昔、母に言われた言葉をふと思い出すことがある。「そんなボロボロのパンツ履いたまま事故に遭って、病院に運ばれたら恥ずかしいわ」
子どもの頃は、「ああ、確かにそれはちょっと恥ずかしいかもな」と、妙に納得してしまった記憶がある。母の言うことは正しい、みたいな前提があったから、「そういうものなんだ」とそのまま受け取っていた。
それを思い出したのは、毎月、ヨレヨレのパンツを履く時期があるからだ。正確には生理用のショーツで、月に一度、数日だけ登場する。私の場合はだいたい4日で終わるから、年間で48日。それを3枚で回しているので、1枚あたり年16日。365日のうちの、たった16日。

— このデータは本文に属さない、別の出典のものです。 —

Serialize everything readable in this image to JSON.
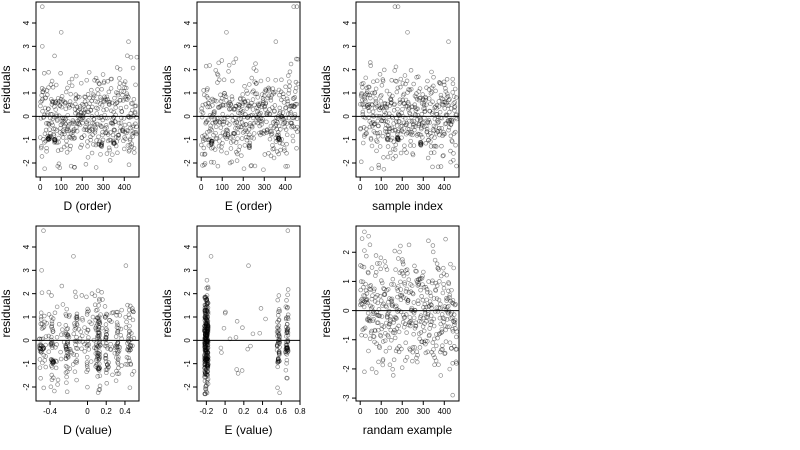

こうやって計算している時点で、もう買い替える気があまりないということかもしれない。仮に50歳で閉経するとしたら、あと10年くらい。今のペースでいけば、1枚あたりあと160日分くらいの出番。なんとなく、このまま最後までいける気もしてくるし、むしろ持たせたい気持ちすら出てきている。
実際、そのうち2枚は「このコ、いつからうちにいるんだっけ?」というレベルで古い。でも、機能している。ゴムが伸びているわけでもないし、どこかが破れているわけでもない。ただ、黒い色が少しずつ薄くなってきていて、全体的に布がくたっとしている。洗濯を重ねてきた年月が、そのまま手触りに出ている。でも、それが特に気になるわけでもない。むしろ、ちょっと馴染んでいる感じすらある。
ただ、「もう、休んでいいかも?」と声をかけたくなる状態ではある。それでも普通に履いている。なぜなら、別に問題なく履けるし、あまり出番がないからだ。ここで「じゃあ新しくしよう」とならないのが、自分でもちょっと面白い。

そんなふうに履いていると、ふと母の言葉を思い出す。「そんなボロボロのパンツで運ばれたら恥ずかしいわ」。冷静に考えてみる。仮に私が事故に遭って運ばれたとして、そのときパンツの状態なんて、誰がそこまで見るだろうか。パンツに目を向ける余裕ある? とも思う。まずは患者を助けることが最優先だから、そんなところまで気にしていないんじゃないかな、とも思う。少なくとも、私がその場に医療関係者や家族の立場でいたら、そこに目がいく気はあまりしない。
だとすると、あの言葉は現実的な心配というより、「どんなときでもしゃんとしていたい」という気持ちだったのかもしれない。いつ何があっても整っていたい、だらしなく見られたくない、という。母なりの美意識のようなものだったのだと思う。
でも今の私は、そこから少し離れたところにいる。年に16日しか履かないものに、どこまで整いを求めるのか。誰にも見せない前提のものに、どこまで美意識を持つのか。そう考えると、「まあいいか」で終わってしまう。
もちろん、それがいいとも悪いとも思っていない。ただ、今の自分にはそのバランスがちょうどいい、というだけだ。
それでも、あの母の言葉は、なぜかずっと記憶に残っている。もしかしたら何かきっかけがあったのかもしれないし、ただの想像だったのかもしれない。いずれにしても、その背景は聞いたことがない。
今度会ったとき、聞いてみよう。「あのとき、なんであんなこと言ったん?」と。たぶん、思っているほど大した理由はない気もするけれど。